Redhat - The output of the df command is inconsistent due to reserved space
The command df by default reports the actual free space minus the reserved space, or 0 if the filesystem is using the reserved block space. In order to protect the filesystem from completely running out of space, which could possibly lead to a system hang, ext3 by default sets an option called reserved-blocks-percentage to 5%. This option sets aside a certain percentage of filesystem blocks as reserved to allow system daemons, such as syslogd, to continue to function correctly in the event a filesystem becomes full. It does this by preventing any non-privileged processes from accessing these reserved blocks. Additionally, these reserved blocks are also used by the filesystem to improve performance by reducing file fragmentation.

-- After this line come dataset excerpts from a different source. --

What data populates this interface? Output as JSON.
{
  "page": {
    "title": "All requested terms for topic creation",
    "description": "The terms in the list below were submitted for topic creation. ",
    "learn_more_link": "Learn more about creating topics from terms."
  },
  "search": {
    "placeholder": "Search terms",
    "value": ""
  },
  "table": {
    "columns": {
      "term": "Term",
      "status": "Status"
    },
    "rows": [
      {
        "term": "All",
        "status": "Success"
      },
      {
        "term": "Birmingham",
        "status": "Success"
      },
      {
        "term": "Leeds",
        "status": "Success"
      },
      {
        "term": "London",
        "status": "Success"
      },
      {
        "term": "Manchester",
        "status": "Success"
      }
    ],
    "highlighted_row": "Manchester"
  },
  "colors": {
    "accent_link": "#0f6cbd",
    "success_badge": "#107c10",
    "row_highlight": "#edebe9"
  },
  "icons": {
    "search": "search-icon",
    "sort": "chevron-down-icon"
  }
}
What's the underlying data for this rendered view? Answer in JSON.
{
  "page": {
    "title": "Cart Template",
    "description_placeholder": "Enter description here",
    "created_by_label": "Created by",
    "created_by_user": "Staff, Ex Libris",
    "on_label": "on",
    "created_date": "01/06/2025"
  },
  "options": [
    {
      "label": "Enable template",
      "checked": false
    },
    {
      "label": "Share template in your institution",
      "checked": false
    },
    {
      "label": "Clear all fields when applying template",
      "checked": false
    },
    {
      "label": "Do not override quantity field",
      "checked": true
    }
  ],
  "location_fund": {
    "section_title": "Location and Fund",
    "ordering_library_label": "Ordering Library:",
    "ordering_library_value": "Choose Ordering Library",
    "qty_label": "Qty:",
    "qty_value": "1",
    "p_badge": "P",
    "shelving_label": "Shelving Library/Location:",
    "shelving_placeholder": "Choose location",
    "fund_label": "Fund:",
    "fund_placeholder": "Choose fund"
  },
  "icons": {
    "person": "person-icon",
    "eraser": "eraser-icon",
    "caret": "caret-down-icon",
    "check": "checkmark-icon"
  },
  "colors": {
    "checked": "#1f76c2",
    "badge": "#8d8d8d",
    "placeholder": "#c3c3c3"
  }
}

The reserved-blocks-percentage setting of a filesystem specifies the percentage of the filesystem blocks reserved for the super-user. This avoids fragmentation, and allows root-owned daemons, such as syslogd, to continue to function correctly after non-privileged processes are prevented from writing to the filesystem. The default percentage is 5%.
As can be seen below sda1 is reporting 100% utilisation and 0 available, however 916G - 897G = 19G. This 19G is what's left of the reserved space and as such is not considered available.
df -h Filesystem Size Used Avail Use% Mounted on /dev/root 9.5G 4.9G 4.2G 55% / /dev/sda1 916G 897G 0 100% /app /dev/sdb1 916G 722G 148G 84% /backup /dev/sdb2 7.9G 6.5G 1.4G 83% /sgs
The reserved-blocks-percentage setting of a filesystem can be changed as follows.
tune2fs -m 2 /dev/sda1
This changes the number of filesystem blocks to be reserved, to 2%.